The city is trumpeting a federally sponsored study by Porter & Associates Inc. concluding that the $5.26 billion Oahu rail project is financially sound.
It’s good to have a reasonably credible view that the numbers add up on the construction side, even if our big government construction jobs seldom run within 10 percent of plan as the consultant assumes.
Where the study raises thorny questions is on the operational side — how we’ll pay for running the train once it’s built.
The consultant projected total operating costs of the city’s transit system — TheBus, Handi-Van and rail — will consume 19.1 percent of city tax collections in 2021, up from a historic level of 10 percent.
The concern is, when in the process did we decide to radically shift city priorities and double the amount of the annual budget devoted to public transportation? When was the community discussion about this?
The truth is we’ve never really had the discussion.
City officials have evaded forthright answers about rail operating costs, on the apparent theory that if they duck the issue until the train is built, taxpayers will have no choice but to pay to operate it no matter what the cost.
Obviously, doubling public transportation costs to a fifth of the budget will mean either raising taxes or much less money for other city programs.
It’s astounding we’ve gotten this far — issuing major contracts, spending hundreds of millions of dollars, starting construction — without a frank public examination of operational impacts.
Rail proponents, who demand that the other side explain every nickel of a proposed $1.5 billion bus-based transit alternative, offer few specifics on how the city will pay for doubling the cost of transit services after rail.
Rail advocates are loathe to admit the possibility of train-related tax increases, so they talk vaguely about reshaping city priorities to allow budget cuts for "other things."

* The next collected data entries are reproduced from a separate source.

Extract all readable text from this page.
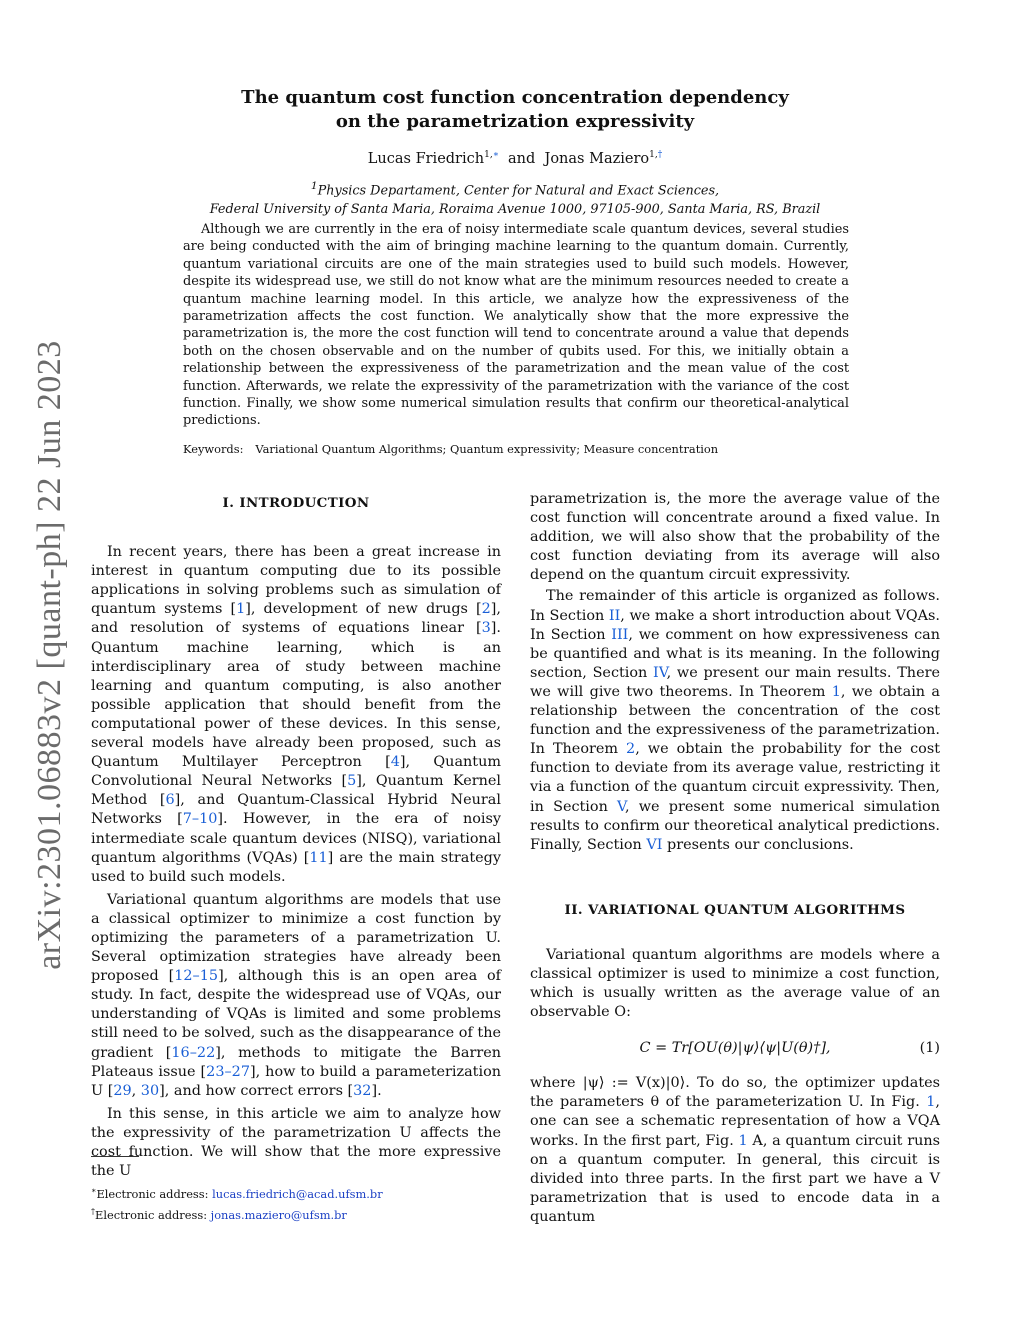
arXiv:2301.06883v2 [quant-ph] 22 Jun 2023
The quantum cost function concentration dependency
on the parametrization expressivity
Lucas Friedrich$^{1,∗}$ and Jonas Maziero$^{1,\dagger}$
$^1$Physics Departament, Center for Natural and Exact Sciences,
Federal University of Santa Maria, Roraima Avenue 1000, 97105-900, Santa Maria, RS, Brazil

Although we are currently in the era of noisy intermediate scale quantum devices, several studies are being conducted with the aim of bringing machine learning to the quantum domain. Currently, quantum variational circuits are one of the main strategies used to build such models. However, despite its widespread use, we still do not know what are the minimum resources needed to create a quantum machine learning model. In this article, we analyze how the expressiveness of the parametrization affects the cost function. We analytically show that the more expressive the parametrization is, the more the cost function will tend to concentrate around a value that depends both on the chosen observable and on the number of qubits used. For this, we initially obtain a relationship between the expressiveness of the parametrization and the mean value of the cost function. Afterwards, we relate the expressivity of the parametrization with the variance of the cost function. Finally, we show some numerical simulation results that confirm our theoretical-analytical predictions.

Keywords: Variational Quantum Algorithms; Quantum expressivity; Measure concentration
I. INTRODUCTION

In recent years, there has been a great increase in interest in quantum computing due to its possible applications in solving problems such as simulation of quantum systems [1], development of new drugs [2], and resolution of systems of equations linear [3]. Quantum machine learning, which is an interdisciplinary area of study between machine learning and quantum computing, is also another possible application that should benefit from the computational power of these devices. In this sense, several models have already been proposed, such as Quantum Multilayer Perceptron [4], Quantum Convolutional Neural Networks [5], Quantum Kernel Method [6], and Quantum-Classical Hybrid Neural Networks [7–10]. However, in the era of noisy intermediate scale quantum devices (NISQ), variational quantum algorithms (VQAs) [11] are the main strategy used to build such models.

Variational quantum algorithms are models that use a classical optimizer to minimize a cost function by optimizing the parameters of a parametrization U. Several optimization strategies have already been proposed [12–15], although this is an open area of study. In fact, despite the widespread use of VQAs, our understanding of VQAs is limited and some problems still need to be solved, such as the disappearance of the gradient [16–22], methods to mitigate the Barren Plateaus issue [23–27], how to build a parameterization U [29, 30], and how correct errors [32].

In this sense, in this article we aim to analyze how the expressivity of the parametrization U affects the cost function. We will show that the more expressive the U

∗Electronic address: lucas.friedrich@acad.ufsm.br
†Electronic address: jonas.maziero@ufsm.br

parametrization is, the more the average value of the cost function will concentrate around a fixed value. In addition, we will also show that the probability of the cost function deviating from its average will also depend on the quantum circuit expressivity.

The remainder of this article is organized as follows. In Section II, we make a short introduction about VQAs. In Section III, we comment on how expressiveness can be quantified and what is its meaning. In the following section, Section IV, we present our main results. There we will give two theorems. In Theorem 1, we obtain a relationship between the concentration of the cost function and the expressiveness of the parametrization. In Theorem 2, we obtain the probability for the cost function to deviate from its average value, restricting it via a function of the quantum circuit expressivity. Then, in Section V, we present some numerical simulation results to confirm our theoretical analytical predictions. Finally, Section VI presents our conclusions.

II. VARIATIONAL QUANTUM ALGORITHMS

Variational quantum algorithms are models where a classical optimizer is used to minimize a cost function, which is usually written as the average value of an observable O:

C = Tr[OU(θ)|ψ⟩⟨ψ|U(θ)†],	(1)

where |ψ⟩ := V(x)|0⟩. To do so, the optimizer updates the parameters θ of the parameterization U. In Fig. 1, one can see a schematic representation of how a VQA works. In the first part, Fig. 1 A, a quantum circuit runs on a quantum computer. In general, this circuit is divided into three parts. In the first part we have a V parametrization that is used to encode data in a quantum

City taxpayers deserve to know much more upfront about what those "other things" are.
Keep in mind that the Carlisle administration this year made unpopular cuts to existing bus service because the budget was tight and they found no "other things" to cut.
If elected leaders can’t find other cuts to cover the modest cost of maintaining existing bus service at old levels, how will they possibly find enough "other things" to cut to pay for doubling the cost of transit services nine years from now?
City leaders owed taxpayers an open discussion from the start on such a massive shift in budget priorities instead of trying to sneak it through as a "fait accompli."
Mistrust over their pattern of running from transparency on tough choices is why a rail project that once seemed in the bag is fighting for its life.